In his latest book, Witold Rybczysnki, the Martin & Margy Meyerson Professor of Urbanism at the School of Design and professor of real estate at Wharton, details the creation of a village-style suburban subdivision on old agricultural land in Chester County, Pennsylvania. One of the leading characters in Last Harvest: How A Cornfield Became New Daleville is real-estate developer Joseph Duckworth WG’72, whose firm led the project. On Saturday morning of Alumni Weekend, Rybczynski and Duckworth sat down to talk about why American suburbs look the way they do, and one trend that may change them.
|DUCKWORTH: Real-estate developers, because we are change agents, and almost nobody wants change, tend to be terribly unpopular. So getting into this project, we decided to specialize in this little niche called New Urbanism … Although some people would argue that what we do is still conventional, it is on the complete cutting edge of profit-making development. What we try to do is figure out the place where the market will accept some of these new trends of smaller lots, walkable communities, infill, cluster, etcetera, and not just deal with McMansions on large acreage. The way we got to this site was that a rather conventional developer had purchased the site and filed a plan for it that was compliant with zoning. He showed it to the town, and the town said, “Oh my gosh. That's not what we had in mind! It's a terrible thing.”
Well, the developer said, “That's exactly what your code calls for!”
“Yeah, but we don't like it.”
“Well what do you want?”
“We want a village with sidewalks, and little lots, and parks, and a store you can walk to, an athletic field…”
“But that's not in your code!” …
RYBCZYNSKI: We think of development as something done by the developer. What we forget, I think, and what gets left out of the equation, is that communities also create development, because communities decide that this site is going to be for housing, and this site is going to be for some other use-industrial use or agricultural use…
Who's really to blame for sprawl and the kind of suburban development that we see? … The developer who builds is to blame in the sense that the developer and homebuilder are actually doing the work, but the decisions made by communities are very important.
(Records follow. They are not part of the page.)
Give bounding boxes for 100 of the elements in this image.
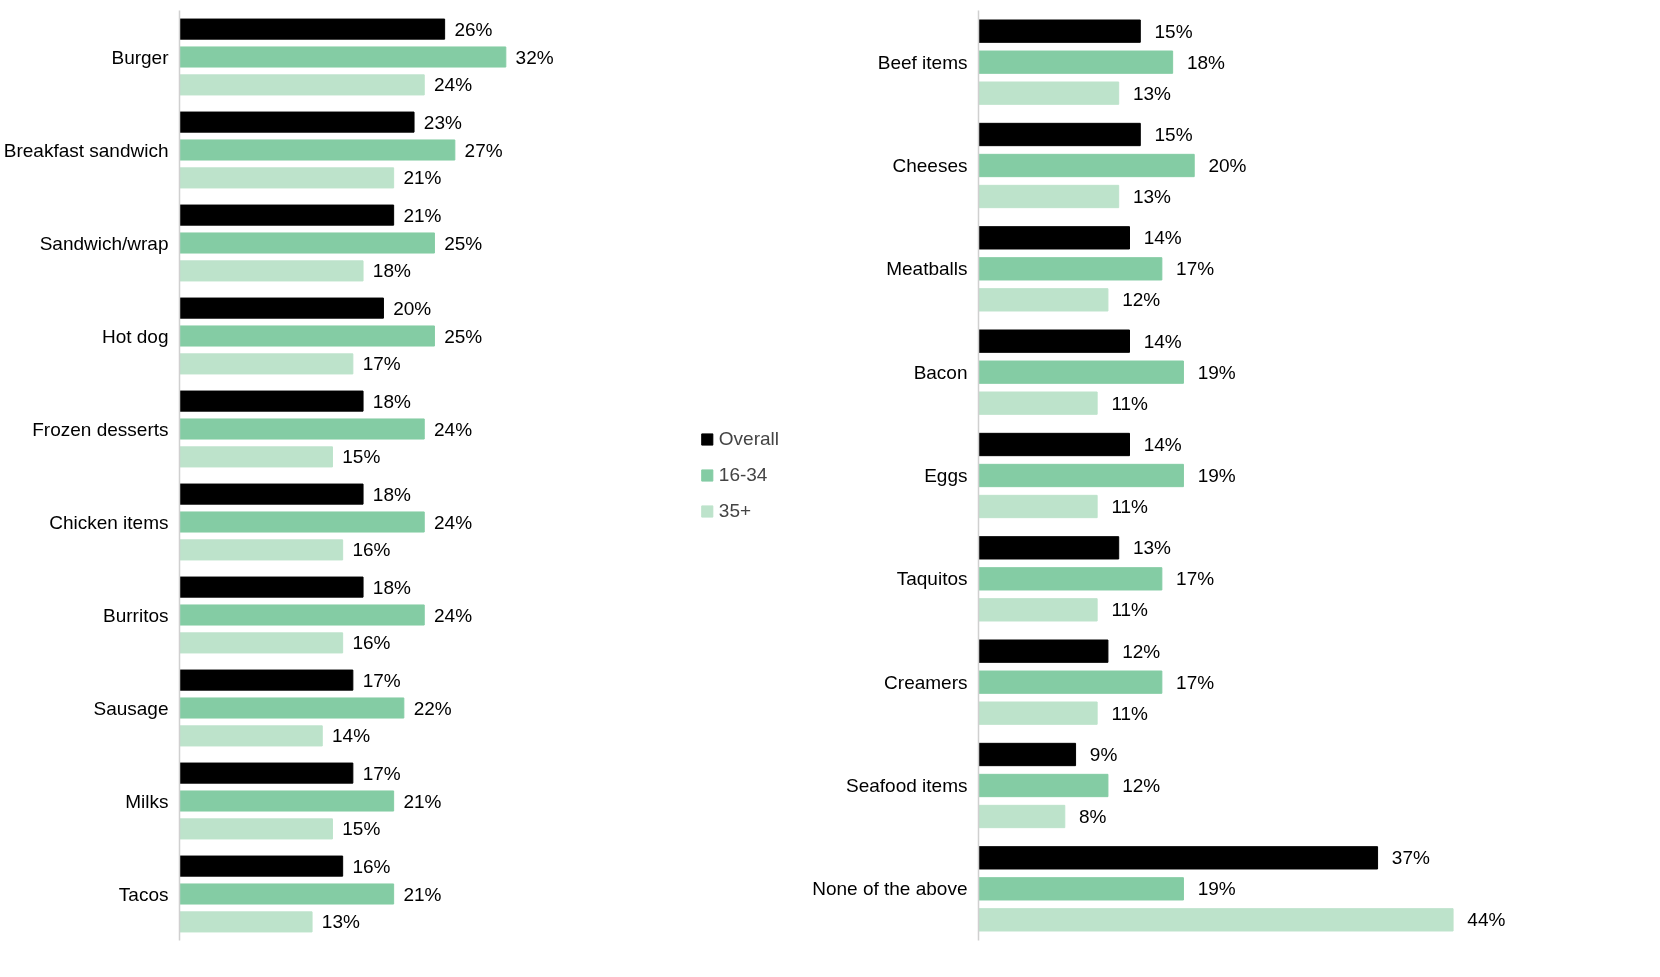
data-label: 14% [1143,227,1182,249]
data-label: 13% [1132,186,1172,207]
bar [978,908,1454,932]
y-tick-label: Frozen desserts [32,418,169,440]
data-label: 44% [1467,909,1506,931]
data-label: 18% [372,576,411,598]
bar [179,539,344,561]
bar [978,432,1130,457]
bar [978,846,1379,870]
y-tick-label: None of the above [812,878,968,900]
bar [978,598,1098,622]
bar [179,204,395,226]
bar [179,576,364,598]
data-label: 24% [434,74,473,96]
data-label: 16% [352,632,391,654]
bar [179,232,435,254]
data-label: 13% [1132,537,1172,559]
bar [179,883,395,905]
bar [179,725,323,747]
data-label: 17% [362,669,401,691]
bar [179,604,425,626]
data-label: 15% [342,446,381,468]
bar [978,742,1077,767]
data-label: 21% [403,790,442,812]
data-label: 11% [1111,392,1149,414]
data-label: 24% [434,418,473,440]
bar [179,790,395,812]
bar [978,463,1184,488]
bar [179,818,333,840]
y-tick-label: Meatballs [886,258,968,280]
bar [179,139,456,161]
y-tick-label: Sandwich/wrap [39,232,169,254]
bar [179,74,425,96]
y-tick-label: Taquitos [896,568,968,590]
data-label: 25% [444,325,483,347]
data-label: 17% [1176,671,1215,693]
bar [978,360,1184,384]
bar [978,877,1184,901]
y-tick-label: Cheeses [892,155,968,176]
data-label: 20% [393,297,432,319]
legend-label: 16-34 [718,464,768,486]
bar [179,297,384,319]
bar [179,669,354,691]
data-label: 21% [403,204,442,226]
data-label: 19% [1197,361,1236,383]
y-tick-label: Sausage [93,697,169,719]
bar [978,773,1109,798]
bar [978,153,1195,178]
data-label: 15% [1154,124,1193,145]
bar [978,226,1130,250]
bar [978,567,1163,591]
bar [179,18,446,40]
y-tick-label: Breakfast sandwich [3,139,169,161]
bar [179,46,507,68]
bar [179,483,364,505]
bar [179,911,313,933]
bar [978,184,1120,209]
bar [179,260,364,282]
bar [978,19,1141,43]
data-label: 14% [1143,330,1182,352]
data-label: 16% [352,855,391,877]
data-label: 11% [1111,496,1149,517]
data-label: 26% [454,18,493,40]
bar [978,494,1098,519]
data-label: 13% [321,911,360,933]
y-tick-label: Seafood items [846,775,968,796]
data-label: 19% [1197,878,1236,900]
y-tick-label: Creamers [884,671,968,693]
data-label: 15% [342,818,381,840]
bar [978,804,1066,829]
bar [978,670,1163,694]
y-tick-label: Chicken items [49,511,169,533]
data-label: 21% [403,167,442,189]
data-label: 13% [1132,82,1172,104]
data-label: 17% [362,353,401,375]
bar [978,701,1098,725]
data-label: 18% [372,260,411,282]
bar [179,855,344,877]
y-tick-label: Beef items [877,51,968,73]
bar [978,329,1130,353]
data-label: 14% [1143,434,1182,455]
bar [978,536,1120,560]
legend-label: Overall [718,428,779,450]
bar [978,81,1120,105]
bar [179,446,333,468]
data-label: 8% [1079,806,1107,827]
data-label: 12% [1122,289,1161,311]
data-label: 16% [352,539,391,561]
data-label: 17% [1176,568,1215,590]
data-label: 18% [372,483,411,505]
data-label: 23% [423,111,462,133]
y-tick-label: Burger [111,46,170,68]
y-tick-label: Hot dog [101,325,169,347]
data-label: 22% [413,697,452,719]
y-tick-label: Bacon [913,361,968,383]
data-label: 14% [332,725,371,747]
bar [978,391,1098,415]
data-label: 24% [434,511,473,533]
y-tick-label: Milks [125,790,169,812]
data-label: 18% [372,390,411,412]
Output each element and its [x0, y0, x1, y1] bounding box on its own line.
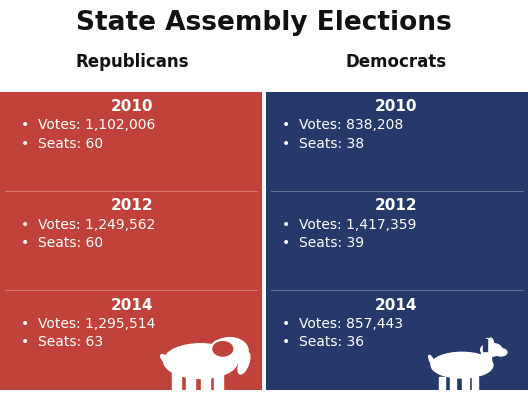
- Text: 2010: 2010: [375, 99, 417, 114]
- Ellipse shape: [161, 355, 169, 364]
- Ellipse shape: [485, 338, 489, 346]
- FancyBboxPatch shape: [463, 377, 469, 392]
- Ellipse shape: [164, 344, 238, 379]
- FancyBboxPatch shape: [214, 372, 223, 390]
- Ellipse shape: [429, 355, 436, 368]
- FancyBboxPatch shape: [201, 372, 210, 390]
- Text: •  Votes: 857,443: • Votes: 857,443: [282, 317, 403, 331]
- Text: 2012: 2012: [375, 198, 417, 213]
- FancyBboxPatch shape: [172, 372, 181, 390]
- FancyBboxPatch shape: [0, 92, 262, 390]
- Text: State Assembly Elections: State Assembly Elections: [76, 10, 452, 36]
- Ellipse shape: [237, 355, 247, 360]
- FancyBboxPatch shape: [450, 377, 456, 392]
- Text: •  Seats: 60: • Seats: 60: [21, 236, 103, 250]
- Text: Republicans: Republicans: [76, 53, 188, 71]
- Text: 2012: 2012: [111, 198, 153, 213]
- FancyBboxPatch shape: [481, 347, 492, 363]
- FancyBboxPatch shape: [483, 339, 487, 351]
- Ellipse shape: [211, 338, 248, 364]
- Text: •  Votes: 1,417,359: • Votes: 1,417,359: [282, 217, 417, 232]
- FancyBboxPatch shape: [439, 377, 445, 392]
- Ellipse shape: [238, 352, 250, 374]
- Text: •  Seats: 36: • Seats: 36: [282, 335, 365, 349]
- Text: •  Votes: 1,295,514: • Votes: 1,295,514: [21, 317, 155, 331]
- Text: 2014: 2014: [111, 298, 153, 313]
- Ellipse shape: [489, 338, 494, 346]
- Ellipse shape: [481, 343, 502, 356]
- Text: Source: 2010-14 Wisconsin Election Commission: Source: 2010-14 Wisconsin Election Commi…: [5, 396, 225, 405]
- FancyBboxPatch shape: [266, 92, 528, 390]
- Text: •  Votes: 1,249,562: • Votes: 1,249,562: [21, 217, 155, 232]
- Text: 2010: 2010: [111, 99, 153, 114]
- Text: •  Votes: 838,208: • Votes: 838,208: [282, 118, 404, 132]
- Text: •  Seats: 60: • Seats: 60: [21, 137, 103, 151]
- Text: •  Seats: 38: • Seats: 38: [282, 137, 365, 151]
- Text: Democrats: Democrats: [345, 53, 447, 71]
- Text: 2014: 2014: [375, 298, 417, 313]
- Ellipse shape: [431, 353, 493, 378]
- FancyBboxPatch shape: [472, 377, 478, 392]
- Text: •  Votes: 1,102,006: • Votes: 1,102,006: [21, 118, 155, 132]
- Circle shape: [211, 340, 234, 358]
- Text: •  Seats: 39: • Seats: 39: [282, 236, 365, 250]
- FancyBboxPatch shape: [186, 372, 195, 390]
- Text: •  Seats: 63: • Seats: 63: [21, 335, 103, 349]
- Ellipse shape: [495, 348, 507, 356]
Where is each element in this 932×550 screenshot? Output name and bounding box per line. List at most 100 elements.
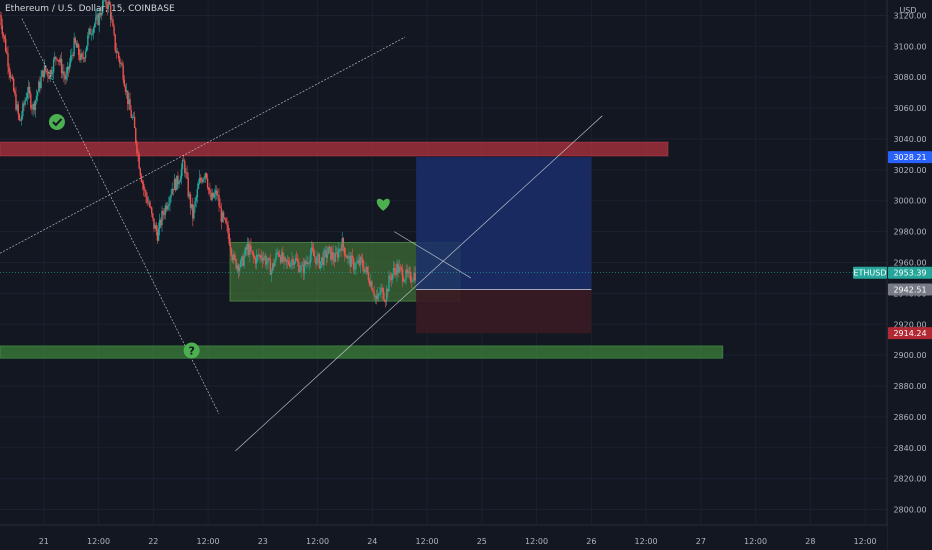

To the extent that new developments succeed or fail, I think a great deal of the responsibility really hangs with the citizens in those areas, because they are making decisions to protect themselves, they are sometimes making simply ill-informed decisions, they are sometimes making decisions to be popular with their neighbors. It's a very democratic process, which is good, much more democratic than urban development ... I think the interesting thing about suburban development is the communities are so small that everybody knows everybody, and the people sitting on this planning board are just five citizens and everybody in the audience knows them. They're neighbors. The process is much more transparent than what you would see in a city, but it's not always very logical. …
DUCKWORTH: We came out of a tradition, which kind of ended with World War II, of small-lot, walkable places with towns. I have a theory that during the Depression and World War II, very little housing was developed, so there was a time to shift and come up with a different approach. In the early '50s, the Levittowns and such responded with the mass production of houses. What I find interesting is that during the '50s, all the codes were changed to separate uses, to make lots larger, to widen streets, and to basically make life safe for the car and not the individual. And in fact the rulebook was changed for all suburban development … So what we're attempting to do … in the New Urbanism movement and the “smart growth” movement, is, instead of going to acre and acre-plus lots, going to small lots, with sidewalks in front of them, ideally with destinations that are walkable within the community, so that you can still have a single-family house on your own lot, but instead of being an acre lot, it might be a 6,000-foot lot, which is one-seventh or one-eighth of an acre…
Those things were made illegal by the zoning changes in the '50s and '60s. You no longer were permitted to do narrow streets, small lots, and uses that were closer together. What I'm saying is the change is to go back to the past. It's not new, it's really going back to the old.-T.P.